April 22, 2015 | by Anthony de Jasay Print

The people gathered to see the emperor, who had magnificent new clothes and would show them off presently. The palace grounds were packed full of courtiers and the simply curious, waiting excitedly. The door opened and the emperor stepped out. Although he was stark naked, the public was breathless with admiration and oohs and ahs. Only a little boy was unimpressed. “But the Emperor has no clothes!” he declared.

It takes only a little acumen to notice that the emperor’s new clothes form a close parallel with Thomas Piketty’s bombshell book Capital in the Twenty-First Century. The book comprises three components. By far the largest is an ambitious account of the quantitative evolution of capital in the main countries of the Western world from the 18th to the 20th century. One may doubt the feasibility of measuring capital, let alone capital in a distant past, but the effort is a herculean feat by a research team led by Sir Anthony Atkinson. This, in itself, at least deserves respect.

The second component is a commentary on this history by Piketty, linking it to his abstract theory. This commentary is plausible while seeking to support the theory, but a different commentary not supporting the theory could be no less plausible. Of two mutually contradictory commentaries, one is not more “true” than the other. As Karl Popper warns in his book The Poverty of Historicism, projecting trends out of data does not make for empirical laws of history — however impressive the data-gathering may be. The sheer weight of the assembled data, however, serves to persuade the lay reading public that the accompanying theory rests on a firm scientific base, or is indeed “proven.”

The third component, a kind of theory of capital, is what Piketty clearly intends to be the heart of the book and his claim to originality. For him, unlike for other theorists of capital and growth, everything originates in the inequality of the rate of growth of total output g and the return on capital r. Although r is durably higher than g, Piketty does not explain why — or, indeed, why capital has any return at all. In any case, capital is almost fully reinvested. The effect of this is that the stock of capital has the same rate of growth as its rate of return. To choose a reasonable estimate from the book’s data, the long-term average return on capital could be 4.5 percent, the rate of growth of capital also 4.5 percent, and the growth of total output 1.5 percent per year. So far so good. Our simplification, which assumes that all return on capital is reinvested, offends reality only negligibly.

From here on, the model proceeds to destroys itself. With r permanently higher than g (with r=4.5 and g=1.5), it will outgrow g inexorably. In our example, the catch-up occurs after 60 years, a medium-term range for Piketty. The catch-up means that all the output in that year is absorbed by the increment in the stock of capital. The workers all starve because they are made to produce only tools, machines, vehicles, and building materials, but no consumer goods. After the 60th year of the life of the model, everything stops and all the workers have been devoured by the ogre of capital.
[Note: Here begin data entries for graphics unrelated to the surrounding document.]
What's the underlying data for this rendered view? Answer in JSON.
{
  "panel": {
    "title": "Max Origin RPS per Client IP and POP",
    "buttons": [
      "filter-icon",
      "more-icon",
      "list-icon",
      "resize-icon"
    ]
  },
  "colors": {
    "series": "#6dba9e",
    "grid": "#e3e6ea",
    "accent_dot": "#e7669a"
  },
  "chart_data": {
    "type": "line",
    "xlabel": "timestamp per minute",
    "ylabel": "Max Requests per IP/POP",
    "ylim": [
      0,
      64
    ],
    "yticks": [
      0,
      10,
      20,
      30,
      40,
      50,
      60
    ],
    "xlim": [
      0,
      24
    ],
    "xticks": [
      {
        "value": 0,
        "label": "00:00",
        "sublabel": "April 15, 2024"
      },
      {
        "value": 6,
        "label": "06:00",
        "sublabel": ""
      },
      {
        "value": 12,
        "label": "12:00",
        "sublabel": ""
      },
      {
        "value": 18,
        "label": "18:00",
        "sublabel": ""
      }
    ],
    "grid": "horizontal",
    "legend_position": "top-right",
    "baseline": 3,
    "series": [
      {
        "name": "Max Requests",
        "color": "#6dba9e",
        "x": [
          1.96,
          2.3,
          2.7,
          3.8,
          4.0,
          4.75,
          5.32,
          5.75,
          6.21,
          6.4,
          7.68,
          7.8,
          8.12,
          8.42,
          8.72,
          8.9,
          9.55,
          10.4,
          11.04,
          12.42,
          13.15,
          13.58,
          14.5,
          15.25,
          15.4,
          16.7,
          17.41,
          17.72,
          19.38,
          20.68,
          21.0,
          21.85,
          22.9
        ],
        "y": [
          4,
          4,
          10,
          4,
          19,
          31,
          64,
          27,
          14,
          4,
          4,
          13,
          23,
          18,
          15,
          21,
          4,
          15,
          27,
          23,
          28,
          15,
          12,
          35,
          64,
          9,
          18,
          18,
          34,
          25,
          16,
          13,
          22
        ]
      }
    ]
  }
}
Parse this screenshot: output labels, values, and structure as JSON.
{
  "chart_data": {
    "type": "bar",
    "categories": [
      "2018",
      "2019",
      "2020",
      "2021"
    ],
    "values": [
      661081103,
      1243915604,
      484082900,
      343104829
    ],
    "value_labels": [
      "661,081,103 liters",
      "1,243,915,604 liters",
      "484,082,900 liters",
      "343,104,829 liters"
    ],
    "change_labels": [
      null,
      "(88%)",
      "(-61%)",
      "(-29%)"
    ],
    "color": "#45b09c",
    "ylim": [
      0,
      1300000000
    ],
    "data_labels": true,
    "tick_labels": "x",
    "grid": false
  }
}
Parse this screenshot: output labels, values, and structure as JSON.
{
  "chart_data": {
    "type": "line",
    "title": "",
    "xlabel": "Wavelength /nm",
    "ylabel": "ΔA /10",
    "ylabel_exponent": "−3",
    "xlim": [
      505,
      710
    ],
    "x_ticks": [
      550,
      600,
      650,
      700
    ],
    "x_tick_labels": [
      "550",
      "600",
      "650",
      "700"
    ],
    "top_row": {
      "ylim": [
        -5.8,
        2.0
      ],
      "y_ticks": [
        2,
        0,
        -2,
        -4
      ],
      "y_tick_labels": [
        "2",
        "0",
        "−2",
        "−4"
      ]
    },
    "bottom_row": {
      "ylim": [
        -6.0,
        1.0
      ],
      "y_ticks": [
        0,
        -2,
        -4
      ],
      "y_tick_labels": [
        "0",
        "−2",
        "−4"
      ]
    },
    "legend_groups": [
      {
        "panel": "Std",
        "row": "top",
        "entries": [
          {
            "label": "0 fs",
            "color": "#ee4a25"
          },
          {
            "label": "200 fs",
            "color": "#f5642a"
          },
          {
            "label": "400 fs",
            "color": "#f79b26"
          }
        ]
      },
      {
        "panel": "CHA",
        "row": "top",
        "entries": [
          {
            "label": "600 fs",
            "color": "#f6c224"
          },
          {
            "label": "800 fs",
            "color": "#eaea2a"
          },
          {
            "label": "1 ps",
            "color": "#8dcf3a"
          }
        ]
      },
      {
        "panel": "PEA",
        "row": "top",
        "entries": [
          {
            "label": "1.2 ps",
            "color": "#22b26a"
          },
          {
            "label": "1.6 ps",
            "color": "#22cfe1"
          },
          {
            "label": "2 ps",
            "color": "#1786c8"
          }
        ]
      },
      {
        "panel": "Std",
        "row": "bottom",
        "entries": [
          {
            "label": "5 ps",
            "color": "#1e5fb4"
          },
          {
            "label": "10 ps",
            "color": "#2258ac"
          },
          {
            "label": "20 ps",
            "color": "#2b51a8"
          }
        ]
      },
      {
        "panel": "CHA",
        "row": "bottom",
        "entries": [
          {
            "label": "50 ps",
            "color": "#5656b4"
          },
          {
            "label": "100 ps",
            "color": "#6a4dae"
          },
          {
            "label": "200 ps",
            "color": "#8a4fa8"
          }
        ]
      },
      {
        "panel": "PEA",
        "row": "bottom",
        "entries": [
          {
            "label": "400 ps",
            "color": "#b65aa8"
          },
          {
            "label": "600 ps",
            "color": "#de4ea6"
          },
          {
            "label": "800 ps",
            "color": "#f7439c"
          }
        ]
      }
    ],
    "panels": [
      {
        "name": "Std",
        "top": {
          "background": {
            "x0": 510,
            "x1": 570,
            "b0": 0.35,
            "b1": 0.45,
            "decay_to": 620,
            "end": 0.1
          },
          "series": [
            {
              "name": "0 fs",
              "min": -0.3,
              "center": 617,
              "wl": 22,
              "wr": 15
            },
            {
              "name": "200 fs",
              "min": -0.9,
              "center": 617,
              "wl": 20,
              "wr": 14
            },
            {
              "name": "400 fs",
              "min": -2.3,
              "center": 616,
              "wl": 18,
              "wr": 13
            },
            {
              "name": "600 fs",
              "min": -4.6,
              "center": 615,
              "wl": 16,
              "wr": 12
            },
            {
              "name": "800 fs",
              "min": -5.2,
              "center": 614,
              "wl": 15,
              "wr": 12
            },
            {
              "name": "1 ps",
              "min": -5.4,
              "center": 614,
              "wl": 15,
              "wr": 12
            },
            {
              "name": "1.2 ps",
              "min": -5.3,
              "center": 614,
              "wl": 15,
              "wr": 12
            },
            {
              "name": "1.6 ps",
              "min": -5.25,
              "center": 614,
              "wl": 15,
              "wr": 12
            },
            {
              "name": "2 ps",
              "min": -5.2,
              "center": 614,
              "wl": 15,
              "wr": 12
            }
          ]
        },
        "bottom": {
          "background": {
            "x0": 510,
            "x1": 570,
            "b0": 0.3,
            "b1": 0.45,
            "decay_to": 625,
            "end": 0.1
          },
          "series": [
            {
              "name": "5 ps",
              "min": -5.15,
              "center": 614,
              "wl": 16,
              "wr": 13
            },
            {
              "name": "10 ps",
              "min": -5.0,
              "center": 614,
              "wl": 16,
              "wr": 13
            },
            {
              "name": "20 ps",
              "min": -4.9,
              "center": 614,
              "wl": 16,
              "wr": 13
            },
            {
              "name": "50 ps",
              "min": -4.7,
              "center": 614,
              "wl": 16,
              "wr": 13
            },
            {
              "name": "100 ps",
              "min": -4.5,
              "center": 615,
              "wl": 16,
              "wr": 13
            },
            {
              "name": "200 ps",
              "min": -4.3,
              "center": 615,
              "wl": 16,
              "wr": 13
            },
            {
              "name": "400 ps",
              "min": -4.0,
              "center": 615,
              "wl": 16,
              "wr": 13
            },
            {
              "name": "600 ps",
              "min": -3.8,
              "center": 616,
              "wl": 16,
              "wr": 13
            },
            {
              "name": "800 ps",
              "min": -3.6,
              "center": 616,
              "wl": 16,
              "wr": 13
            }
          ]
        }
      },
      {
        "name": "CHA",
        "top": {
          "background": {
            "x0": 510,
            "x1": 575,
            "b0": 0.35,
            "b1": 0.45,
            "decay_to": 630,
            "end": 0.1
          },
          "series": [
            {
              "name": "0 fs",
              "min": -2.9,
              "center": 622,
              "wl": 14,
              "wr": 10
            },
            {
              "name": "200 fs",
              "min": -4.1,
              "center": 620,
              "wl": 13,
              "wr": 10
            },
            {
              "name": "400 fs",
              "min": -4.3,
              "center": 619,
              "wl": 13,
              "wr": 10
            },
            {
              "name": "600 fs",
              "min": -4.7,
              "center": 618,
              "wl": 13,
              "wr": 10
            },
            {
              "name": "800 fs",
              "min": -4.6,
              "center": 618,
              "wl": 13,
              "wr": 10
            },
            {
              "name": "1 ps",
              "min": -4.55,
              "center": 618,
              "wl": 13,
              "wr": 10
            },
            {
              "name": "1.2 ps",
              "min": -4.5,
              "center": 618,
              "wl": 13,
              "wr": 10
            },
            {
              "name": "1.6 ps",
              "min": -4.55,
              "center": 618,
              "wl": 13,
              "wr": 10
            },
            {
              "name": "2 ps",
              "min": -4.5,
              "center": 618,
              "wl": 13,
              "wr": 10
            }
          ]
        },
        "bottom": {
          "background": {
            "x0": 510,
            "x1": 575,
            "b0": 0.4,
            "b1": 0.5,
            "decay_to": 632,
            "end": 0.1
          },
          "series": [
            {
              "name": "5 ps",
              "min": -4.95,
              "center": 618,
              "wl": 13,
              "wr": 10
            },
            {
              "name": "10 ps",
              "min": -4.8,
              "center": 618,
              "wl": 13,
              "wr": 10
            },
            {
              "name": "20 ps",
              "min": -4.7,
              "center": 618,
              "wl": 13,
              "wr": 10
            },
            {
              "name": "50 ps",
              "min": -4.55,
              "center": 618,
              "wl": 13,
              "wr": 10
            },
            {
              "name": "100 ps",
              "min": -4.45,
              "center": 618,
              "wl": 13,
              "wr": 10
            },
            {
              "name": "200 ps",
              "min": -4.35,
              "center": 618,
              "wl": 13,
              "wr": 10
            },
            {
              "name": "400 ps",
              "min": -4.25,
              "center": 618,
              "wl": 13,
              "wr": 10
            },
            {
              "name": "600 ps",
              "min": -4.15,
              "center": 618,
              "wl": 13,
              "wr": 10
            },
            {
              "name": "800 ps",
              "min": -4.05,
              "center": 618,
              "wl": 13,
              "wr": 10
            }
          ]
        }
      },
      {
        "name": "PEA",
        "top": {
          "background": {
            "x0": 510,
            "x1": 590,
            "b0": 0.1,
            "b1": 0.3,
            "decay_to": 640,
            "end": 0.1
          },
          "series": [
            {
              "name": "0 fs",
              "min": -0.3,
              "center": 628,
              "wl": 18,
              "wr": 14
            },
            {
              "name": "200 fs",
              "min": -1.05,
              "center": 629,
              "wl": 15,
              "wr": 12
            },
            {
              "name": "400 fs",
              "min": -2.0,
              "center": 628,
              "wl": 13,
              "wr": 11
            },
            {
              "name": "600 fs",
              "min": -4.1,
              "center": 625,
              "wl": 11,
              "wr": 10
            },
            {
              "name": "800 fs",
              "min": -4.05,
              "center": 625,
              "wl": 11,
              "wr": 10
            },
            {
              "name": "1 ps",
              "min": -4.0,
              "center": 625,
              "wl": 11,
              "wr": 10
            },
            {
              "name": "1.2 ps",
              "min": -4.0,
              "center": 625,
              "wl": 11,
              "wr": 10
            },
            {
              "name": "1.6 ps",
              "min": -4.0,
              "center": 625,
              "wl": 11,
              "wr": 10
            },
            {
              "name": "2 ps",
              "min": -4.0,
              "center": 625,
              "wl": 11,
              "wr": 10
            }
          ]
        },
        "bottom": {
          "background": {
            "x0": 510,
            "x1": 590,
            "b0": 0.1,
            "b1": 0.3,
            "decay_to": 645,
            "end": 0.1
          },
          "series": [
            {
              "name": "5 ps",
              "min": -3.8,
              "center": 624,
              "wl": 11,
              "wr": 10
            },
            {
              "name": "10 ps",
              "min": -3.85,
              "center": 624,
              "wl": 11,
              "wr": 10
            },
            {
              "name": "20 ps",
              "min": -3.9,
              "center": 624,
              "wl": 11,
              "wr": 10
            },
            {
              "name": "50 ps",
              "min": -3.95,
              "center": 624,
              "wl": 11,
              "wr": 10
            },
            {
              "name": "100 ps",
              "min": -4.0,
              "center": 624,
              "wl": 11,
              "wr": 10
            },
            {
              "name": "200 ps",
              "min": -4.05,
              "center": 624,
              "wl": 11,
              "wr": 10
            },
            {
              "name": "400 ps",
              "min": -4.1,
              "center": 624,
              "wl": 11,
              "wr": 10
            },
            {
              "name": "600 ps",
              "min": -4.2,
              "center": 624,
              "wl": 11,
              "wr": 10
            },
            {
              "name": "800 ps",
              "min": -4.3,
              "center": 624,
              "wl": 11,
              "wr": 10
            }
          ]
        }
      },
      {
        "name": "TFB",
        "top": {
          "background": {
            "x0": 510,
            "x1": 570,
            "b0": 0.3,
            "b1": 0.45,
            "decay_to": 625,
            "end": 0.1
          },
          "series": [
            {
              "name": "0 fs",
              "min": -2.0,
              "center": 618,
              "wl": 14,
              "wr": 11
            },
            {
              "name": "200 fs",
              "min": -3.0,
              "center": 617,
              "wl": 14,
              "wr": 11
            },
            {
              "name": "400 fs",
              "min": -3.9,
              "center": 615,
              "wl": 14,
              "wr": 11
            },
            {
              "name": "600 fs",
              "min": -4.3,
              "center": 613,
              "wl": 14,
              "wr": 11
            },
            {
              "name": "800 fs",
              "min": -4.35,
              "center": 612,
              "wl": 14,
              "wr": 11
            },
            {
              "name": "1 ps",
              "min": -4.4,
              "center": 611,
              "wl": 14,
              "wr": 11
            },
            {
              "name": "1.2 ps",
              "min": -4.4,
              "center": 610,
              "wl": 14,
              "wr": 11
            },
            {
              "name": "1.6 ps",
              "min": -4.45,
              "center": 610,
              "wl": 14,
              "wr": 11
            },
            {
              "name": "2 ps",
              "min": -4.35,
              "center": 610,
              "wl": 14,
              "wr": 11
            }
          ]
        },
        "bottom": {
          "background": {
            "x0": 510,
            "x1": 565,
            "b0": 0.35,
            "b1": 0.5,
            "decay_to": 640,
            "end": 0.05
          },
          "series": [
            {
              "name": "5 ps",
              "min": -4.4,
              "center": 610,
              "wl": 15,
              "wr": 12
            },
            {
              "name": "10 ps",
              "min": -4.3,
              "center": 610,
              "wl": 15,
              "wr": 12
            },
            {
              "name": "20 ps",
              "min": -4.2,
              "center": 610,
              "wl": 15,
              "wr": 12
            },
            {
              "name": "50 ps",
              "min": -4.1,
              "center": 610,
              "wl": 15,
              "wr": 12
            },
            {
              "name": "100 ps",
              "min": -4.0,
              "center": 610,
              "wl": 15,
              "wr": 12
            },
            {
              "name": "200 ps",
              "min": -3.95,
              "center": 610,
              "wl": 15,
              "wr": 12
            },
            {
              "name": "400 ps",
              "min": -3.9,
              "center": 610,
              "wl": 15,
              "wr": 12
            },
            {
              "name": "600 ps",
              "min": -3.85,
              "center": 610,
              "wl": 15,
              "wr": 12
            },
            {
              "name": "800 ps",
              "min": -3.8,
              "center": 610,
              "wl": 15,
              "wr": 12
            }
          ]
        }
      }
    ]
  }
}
It is strange that Piketty, a mathematician by training, did not immediately see that his model necessarily produces this absurdity. It is even stranger that none of the star-studded economists who reviewed his book (“Nobel material,” as one of his most eminent critics has judged it) seems to have noticed this elementary and decisive mistake. Most of the criticisms, such as they are, introduce qualifications or escape clauses, which all amount to suggesting — without openly saying so — that if the theory were different than the one Piketty presented, it might be correct.

There is, however, more to reject in Piketty’s opus than the fairly obvious blunder of putting both a large and a small exponent, r and g, in the same exponential function and expect them peacefully to coexist. Here, we are dealing with elementary logic and not with method or judgement. Yet a particular method permeates the work and must leave any economist readers ill at ease. Economists may well admit that some people are irrational some or even all the time, yet they build theories in which people purposefully seek to serve their preferences and interests — i.e., they maximize. This is how economics deals with orderly minds whose choices make sense within “incentives and resistances.” In Piketty’s book about the ogre of capital and its victims, however, the objective of maximising a desired result seems to play no role in behavior. Incentives are absent or too well hidden to be perceived.

This absence, felt throughout the book, becomes quite striking when Piketty reaches what his title declares to be his central subject, the 21st century. Albeit with caution and modesty, he makes forecasts about this century with the central feature that economic growth will be slower than at present, and the capital intensity of the economy will just about double. This means that workers will have twice the productive help as before, in terms of equipment and other capital, but will turn it to only half as much productive use. It also means that, despite the manifest failure of additional capital to elicit greater productivity, capitalists will furiously accumulate capital until the capital:output ratio in the 21st century is about twice as high as the average from the 20th. Mercifully, we are not asked to think about how this story would continue in the 22nd century, but it promises to be very strange indeed.